聞き覚えのない男の笑い声
子供の頃に住んでいた平屋での話。
一人で家に居た時、3つあるうちの真ん中の部屋で本を読んでいたら誰かが帰って来た。
うちは鍵は開けっ放しの家。
田舎だし、これでも全然大丈夫なんだ。
近所の人が来た時は、入口で「お~い、居るか~?」と叫ぶから、黙って家に入って来るのは家族しかいない。

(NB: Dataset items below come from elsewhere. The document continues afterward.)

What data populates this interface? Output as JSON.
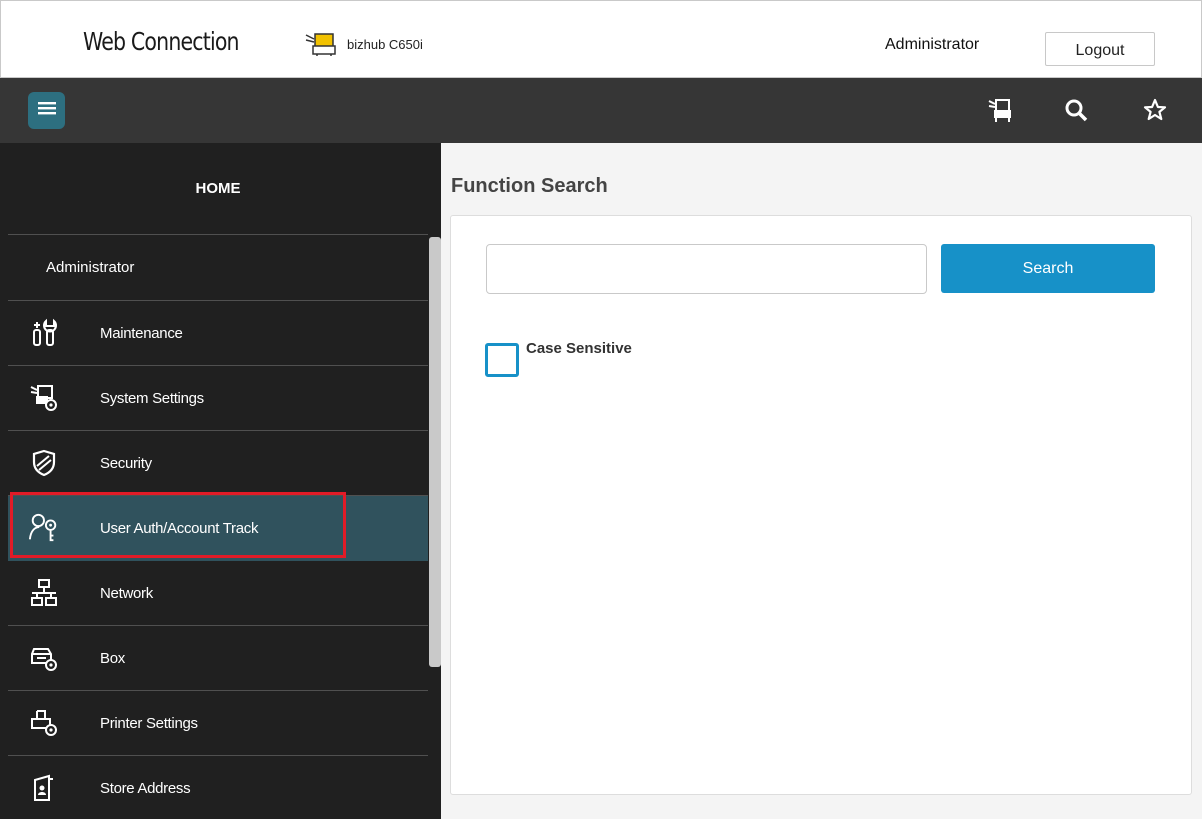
{
  "header": {
    "brand": "Web Connection",
    "model": "bizhub C650i",
    "user": "Administrator",
    "logout_label": "Logout"
  },
  "toolbar": {
    "icons": [
      "menu-icon",
      "printer-icon",
      "search-icon",
      "star-icon"
    ]
  },
  "sidebar": {
    "home_label": "HOME",
    "section_label": "Administrator",
    "items": [
      {
        "label": "Maintenance",
        "icon": "maintenance-icon"
      },
      {
        "label": "System Settings",
        "icon": "system-settings-icon"
      },
      {
        "label": "Security",
        "icon": "security-shield-icon"
      },
      {
        "label": "User Auth/Account Track",
        "icon": "user-key-icon",
        "active": true
      },
      {
        "label": "Network",
        "icon": "network-icon"
      },
      {
        "label": "Box",
        "icon": "box-icon"
      },
      {
        "label": "Printer Settings",
        "icon": "printer-settings-icon"
      },
      {
        "label": "Store Address",
        "icon": "store-address-icon"
      }
    ]
  },
  "main": {
    "title": "Function Search",
    "search": {
      "value": "",
      "placeholder": "",
      "button_label": "Search"
    },
    "case_sensitive": {
      "label": "Case Sensitive",
      "checked": false
    }
  },
  "colors": {
    "accent": "#1791c8",
    "menu_button": "#2d6f80",
    "active_item": "#30525d",
    "highlight": "#e21b27",
    "sidebar_bg": "#202020",
    "toolbar_bg": "#363636"
  }
}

この時も誰かが黙って入って来たのだが、足音は男の足音だった。
うちの家族では、俺以外に男は兄か親父の二人なのだが、どちらでもない感じ。
それでも、まぁどちらかなんだろうと無視していた。
その入って来た男は、台所へ行って冷蔵庫を開けたり、お茶碗にご飯をよそったりして、それを持ってコタツのある部屋・・・つまりは俺が居る隣の部屋に行って、テレビをつけてご飯を食べ始めた。
お茶碗を置いたりする音や、箸の音も聞こえる。
しばらく経った頃、テレビを観ながらご飯を食べていた男は、テレビが面白かったのか大笑いした。
「アハハハハハハハハハハ」
・・・・・・聞き覚えのない笑い声。
兄でも親父でもない男の笑い声だった。
えっ?!と思い、俺は反射的に襖を開けた。
するとそこには誰も居なくて、お茶碗も無いしテレビもついていない。
そもそも、人の気配すら全く無かった。
ちょっと前でも人が居たなら何かしら分かるものだが、人の居た気配が無いどころか、妙に嫌な感じがした。
そのあまりにも“無”な感じがめちゃくちゃ怖くて、大急ぎで家を出て、家族が帰って来るまで暗くなってもずっと家の前で待っていたことがあった。